Ingevolge art. 343 Rv wordt hoger beroep ingesteld bij exploot van dagvaarding. De Rabobank heeft niet zelf een appeldagvaarding laten betekenen. Het namens de Rabobank betekende inschrijvingsherstelexploot van 19 december 2019 kan niet als zodanig gelden, nog daargelaten dat dit exploot ruim na drie maanden na het bestreden eindvonnis is uitgebracht.

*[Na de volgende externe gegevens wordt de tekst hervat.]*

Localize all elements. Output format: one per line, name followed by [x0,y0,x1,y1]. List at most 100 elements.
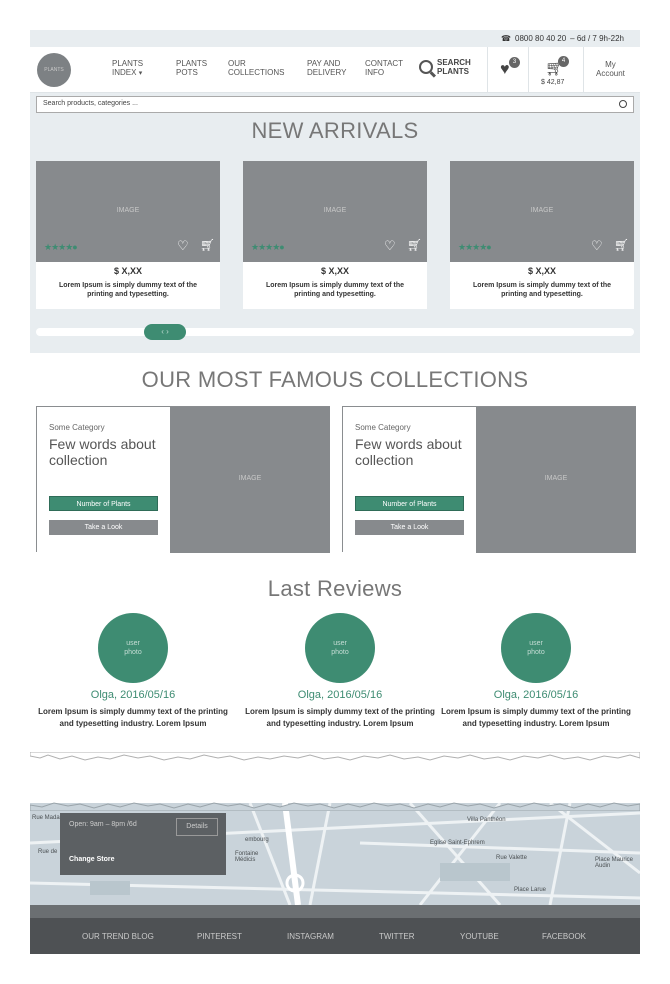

De door de Rabobank gevorderde werkelijke proceskosten voor de procedure in eerste aanleg kan derhalve niet beoordeeld worden.
3.9.
Voor zover de Rabobank met het incidenteel hoger beroep beoogt voor de procedure in hoger beroep een werkelijke proceskostenveroordeling te verkrijgen, kan het hof die vordering behandelen in het kader van de veroordeling in de proceskosten ex artikel 237 lid 1 Rv, voor welke vordering geen incidenteel hoger beroep behoeft te worden ingesteld.
In wat de Rabobank heeft gesteld over de werkelijke proceskosten ziet het hof geen aanleiding om af te wijken van het gebruikelijke liquidatietarief.

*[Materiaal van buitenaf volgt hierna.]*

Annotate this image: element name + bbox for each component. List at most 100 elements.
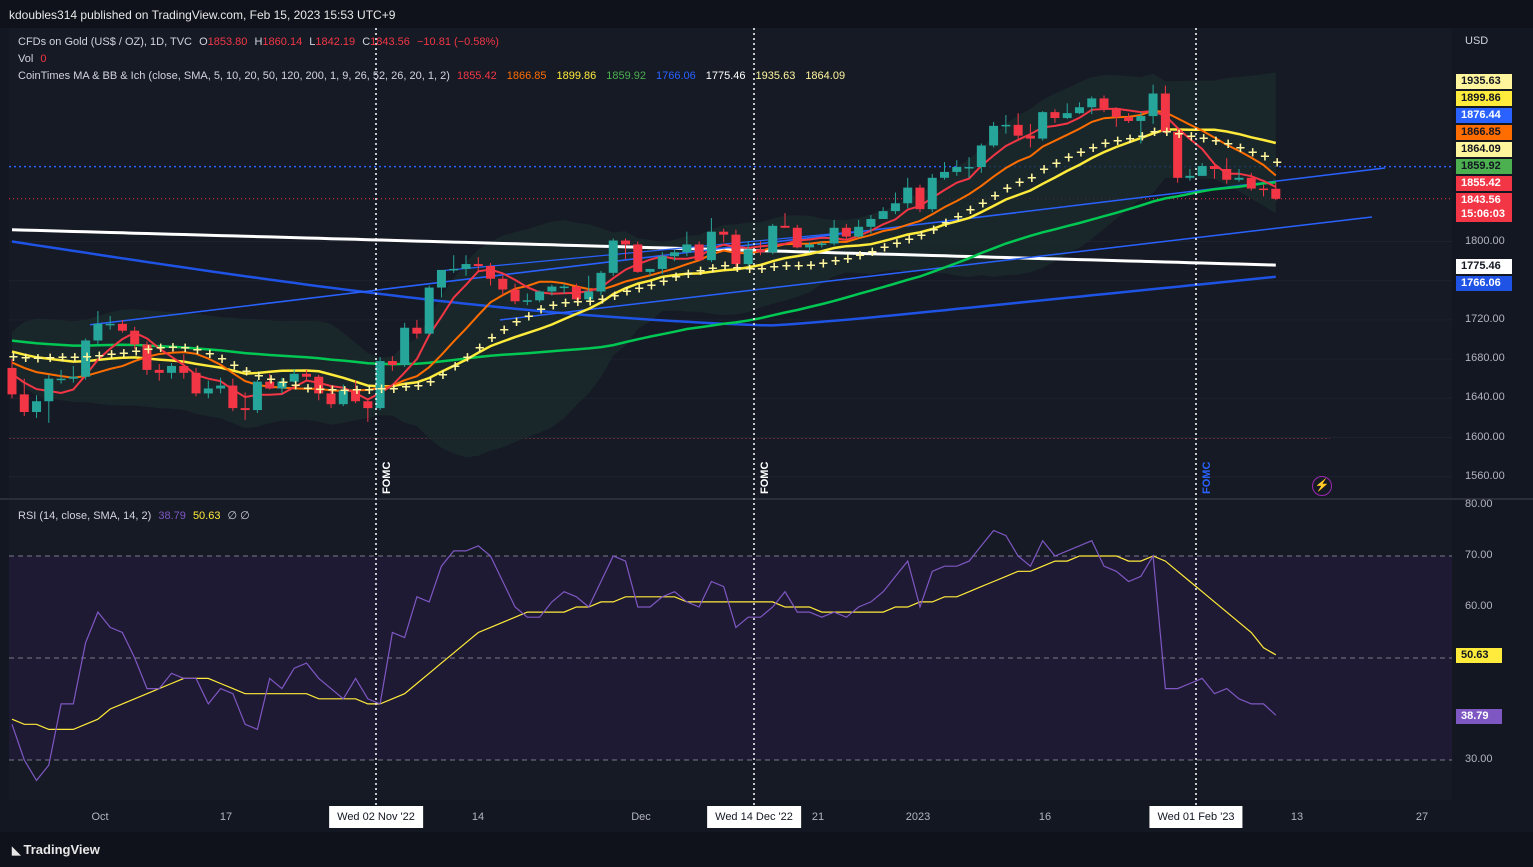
ichimoku-marker: + — [1186, 129, 1197, 144]
ichimoku-marker: + — [33, 352, 44, 367]
candle — [608, 240, 618, 273]
candle — [670, 252, 680, 257]
time-tick: 27 — [1415, 811, 1429, 823]
ichimoku-marker: + — [536, 303, 547, 318]
chart-canvas[interactable]: + + + + + + + + + + + + + + + + + + + + + + + + + + + + + + + + + + + +++++… — [0, 0, 1533, 867]
candle — [105, 323, 115, 326]
ichimoku-marker: + — [977, 197, 988, 212]
bollinger-band — [12, 72, 1276, 458]
ichimoku-marker: + — [94, 349, 105, 364]
price-tag: 1876.44 — [1456, 108, 1512, 123]
time-tick: 16 — [1038, 811, 1052, 823]
rsi-tick: 70.00 — [1465, 549, 1493, 561]
candle — [903, 187, 913, 204]
candle — [154, 369, 164, 373]
ichimoku-marker: + — [388, 382, 399, 397]
candle — [1234, 177, 1244, 180]
indicator-value: 1859.92 — [606, 70, 647, 82]
ichimoku-marker: + — [695, 264, 706, 279]
rsi-extra: ∅ ∅ — [227, 510, 250, 522]
time-tick: Oct — [91, 811, 109, 823]
time-tick: 14 — [471, 811, 485, 823]
ichimoku-marker: + — [1063, 151, 1074, 166]
candle — [755, 249, 765, 253]
candle — [252, 381, 262, 411]
candle — [1062, 113, 1072, 119]
candle — [559, 286, 569, 289]
ichimoku-marker: + — [266, 373, 277, 388]
symbol-name[interactable]: CFDs on Gold (US$ / OZ), 1D, TVC — [18, 36, 192, 48]
ichimoku-marker: + — [1137, 129, 1148, 144]
ichimoku-marker: + — [57, 351, 68, 366]
candle — [1197, 166, 1207, 176]
candle — [424, 287, 434, 334]
candle — [535, 291, 545, 301]
ichimoku-marker: + — [1223, 137, 1234, 152]
candle — [1148, 93, 1158, 117]
time-tick: 21 — [811, 811, 825, 823]
candle — [179, 365, 189, 373]
ichimoku-marker: + — [879, 241, 890, 256]
candle — [436, 269, 446, 288]
candle — [1087, 98, 1097, 108]
price-tag: 15:06:03 — [1456, 207, 1512, 222]
ichimoku-marker: + — [732, 261, 743, 276]
ichimoku-marker: + — [634, 281, 645, 296]
indicator-value: 1864.09 — [805, 70, 846, 82]
ichimoku-marker: + — [180, 341, 191, 356]
ichimoku-marker: + — [327, 383, 338, 398]
candle — [486, 266, 496, 279]
candle — [792, 227, 802, 248]
candle — [1124, 117, 1134, 121]
time-badge: Wed 01 Feb '23 — [1149, 806, 1243, 828]
ichimoku-marker: + — [339, 383, 350, 398]
lightning-icon[interactable]: ⚡ — [1312, 476, 1332, 496]
ichimoku-marker: + — [756, 262, 767, 277]
candle — [32, 401, 42, 413]
indicator-value: 1866.85 — [506, 70, 547, 82]
ichimoku-marker: + — [8, 350, 19, 365]
candle — [1013, 124, 1023, 136]
price-tick: 1640.00 — [1465, 391, 1505, 404]
ichimoku-marker: + — [916, 228, 927, 243]
ichimoku-marker: + — [168, 341, 179, 356]
candle — [7, 367, 17, 395]
ohlc-open: O1853.80 — [199, 36, 248, 48]
candle — [952, 167, 962, 172]
time-badge: Wed 14 Dec '22 — [707, 806, 801, 828]
ichimoku-marker: + — [622, 285, 633, 300]
candle — [719, 231, 729, 235]
ichimoku-marker: + — [499, 323, 510, 338]
candle — [621, 240, 630, 245]
candle — [1111, 108, 1121, 118]
candle — [989, 125, 999, 146]
ichimoku-marker: + — [769, 260, 780, 275]
candle — [56, 378, 66, 381]
tradingview-icon: ◣ — [12, 845, 24, 857]
rsi-name[interactable]: RSI (14, close, SMA, 14, 2) — [18, 510, 151, 522]
candle — [1246, 177, 1256, 189]
candle — [596, 272, 606, 292]
price-tick: 1800.00 — [1465, 234, 1505, 247]
ichimoku-marker: + — [560, 296, 571, 311]
candle — [976, 145, 986, 168]
ichimoku-marker: + — [597, 293, 608, 308]
price-tick: 1600.00 — [1465, 430, 1505, 443]
ichimoku-marker: + — [585, 294, 596, 309]
ichimoku-marker: + — [658, 275, 669, 290]
tradingview-logo[interactable]: ◣ TradingView — [12, 842, 100, 857]
candle — [473, 264, 483, 266]
candle — [964, 167, 974, 169]
indicator-value: 1855.42 — [456, 70, 497, 82]
candle — [240, 408, 250, 411]
price-tag: 1843.56 — [1456, 193, 1512, 208]
ichimoku-marker: + — [474, 341, 485, 356]
ichimoku-marker: + — [352, 383, 363, 398]
candle — [510, 289, 520, 302]
ichimoku-marker: + — [1039, 163, 1050, 178]
indicator-name[interactable]: CoinTimes MA & BB & Ich (close, SMA, 5, … — [18, 70, 450, 82]
candle — [768, 225, 778, 253]
volume-legend: Vol 0 — [18, 53, 50, 65]
fomc-label: FOMC — [759, 461, 771, 494]
time-tick: 2023 — [905, 811, 931, 823]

[appellant] is weliswaar niet in de gelegenheid gesteld om op gevorderde werkelijke proceskosten te reageren, maar nu het hof de gebruikelijke proceskosten bij hem in rekening zal brengen, zal een eventueel verweer tegen de gevorderde werkelijke proceskosten hier geen verandering in brengen.
Gezien het voorgaande zal [appellant] , zoals gevorderd uitvoerbaar bij voorraad, als de in het ongelijk gestelde partij worden veroordeeld in de proceskosten in principaal hoger beroep.
In het incidenteel appel zullen de kosten op nihil worden gesteld nu [appellant] daarin geen proceshandelingen heeft verricht.
4. De beslissing
Het hof:
in principaal appel:
verklaart [appellant] niet-ontvankelijk in zijn hoger beroep;
veroordeelt [appellant] in de proceskosten, welke kosten aan de zijde van de Rabobank tot de dag van deze uitspraak worden begroot op € 741,- aan griffierecht en op € 1.074,- aan salaris advocaat (1 punt liquidatietarief II).
verklaart deze proceskostenveroordeling uitvoerbaar bij voorraad;
in incidenteel appel:
verklaart de Rabobank niet-ontvankelijk in haar hoger beroep;
veroordeelt de Rabobank in de proceskosten, welke kosten aan de zijde van [appellant] tot de dag van deze uitspraak worden begroot op nihil.
Dit arrest is gewezen door mrs. S.M.A.M. Venhuizen, A.J. Henzen en J.M.H. Schoenmakers en is in het openbaar uitgesproken door de rolraadsheer op 7 juli 2020.